By Robin Jacobson.
Two painted Japanese vases rest atop bookcases in my living room. According to family lore, my great-grandmother carried these vases with her when she fled Odessa with two small children around 1900. Why? The vases are large, fragile, and impractical. To take them, she must have left many other things behind. Why were the vases so important? Were they a gift? A legacy?
Like me, Edmund de Waal, author of The Hare with Amber Eyes, had questions about a family inheritance of Japanese objects. He inherited a collection of 264 netsuke – miniature sculptures carved from ivory and wood. Eager to understand the significance of this collection for generations of his family, de Waal embarked on a quest to trace its history, as lyrically described in The Hare:
I want to walk into each room where this [collection] has lived, to feel the volume of the space, to know what pictures were on the walls, how the light fell from the windows. And I want to know whose hands it has been in, and what they felt about it and thought about it… I want to know what it has witnessed.
This lovely memoir interweaves family history with European Jewish history and art history. Above all, de Waal salutes the power of inanimate objects to convey family memories and stories.
Edmund de Waal is a world-famous British ceramicist whose work is displayed in museums. He is also a descendant of the Ephrussi family, an illustrious Jewish banking family like the Rothschilds.
As recounted in The Hare, the Ephrussi family first built its fortune in Odessa as grain exporters. Seeking expansion, the family patriarch sent one son to Paris and another son to Vienna to establish themselves as international financiers. The sons’ success made the family fabulously wealthy.
In the next generation, Charles Ephrussi was a prominent Parisian art patron and collector; he is even pictured in Renoir’s famous painting, Luncheon of the Boating Party. Caught up in the craze for Japanese art following the opening of Japanese seaports to the West, Charles purchased the netsuke collection in the 1870s. In 1899, he sent the collection, in an elegant glass-fronted vitrine, to Edmund de Waal’s great-grandparents in Vienna as a wedding gift.
Edmund’s great-grandmother Emmy kept the vitrine in her dressing room. To her children’s delight, she allowed them to play with the netsuke while she dressed for the opera or a society ball.

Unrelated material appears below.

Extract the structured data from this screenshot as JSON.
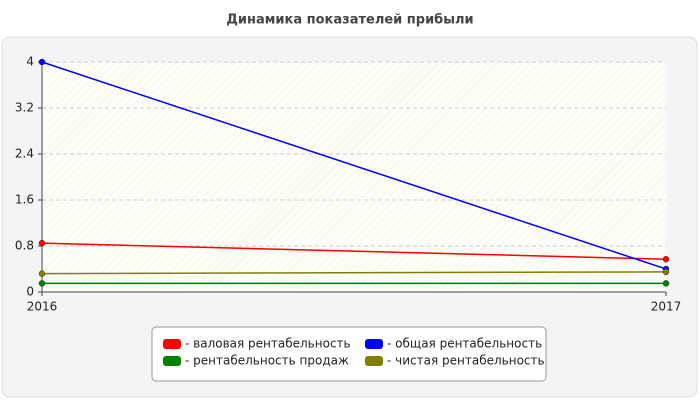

In 1938, the Nazis stormed the Ephrussi mansion in Vienna, confiscating the family’s precious art, silver, porcelain, and jewelry. They ordered Emmy’s devoted maid, Anna, to help pack these valuables for the Reich. At great risk, Anna surreptitiously removed the netsuke from the vitrine, a few figures at a time over a two-week period, hiding them initially in her apron pocket and then in her mattress for the duration of the war. In 1945, Anna returned the complete collection to Edmund’s grandmother, Elisabeth, saying she was glad to have saved something for the family.
When Elisabeth’s brother Iggie moved to Japan in 1947, he brought the Japanese netsuke collection back to its land of origin. Proudly displaying the collection in his Tokyo apartment, Iggie introduced each piece individually to his beloved great-nephew Edmund. Edmund’s favorite was a small hare with amber eyes.
Today, the netsuke collection is in Edmund’s home in London. Edmund keeps the vitrine that houses the collection unlocked, inviting his children to touch, hold, and imagine stories for each figurine. And so, what Edmund poetically calls “the sensuous, sinuous intertwining of things with memories” continues into another generation.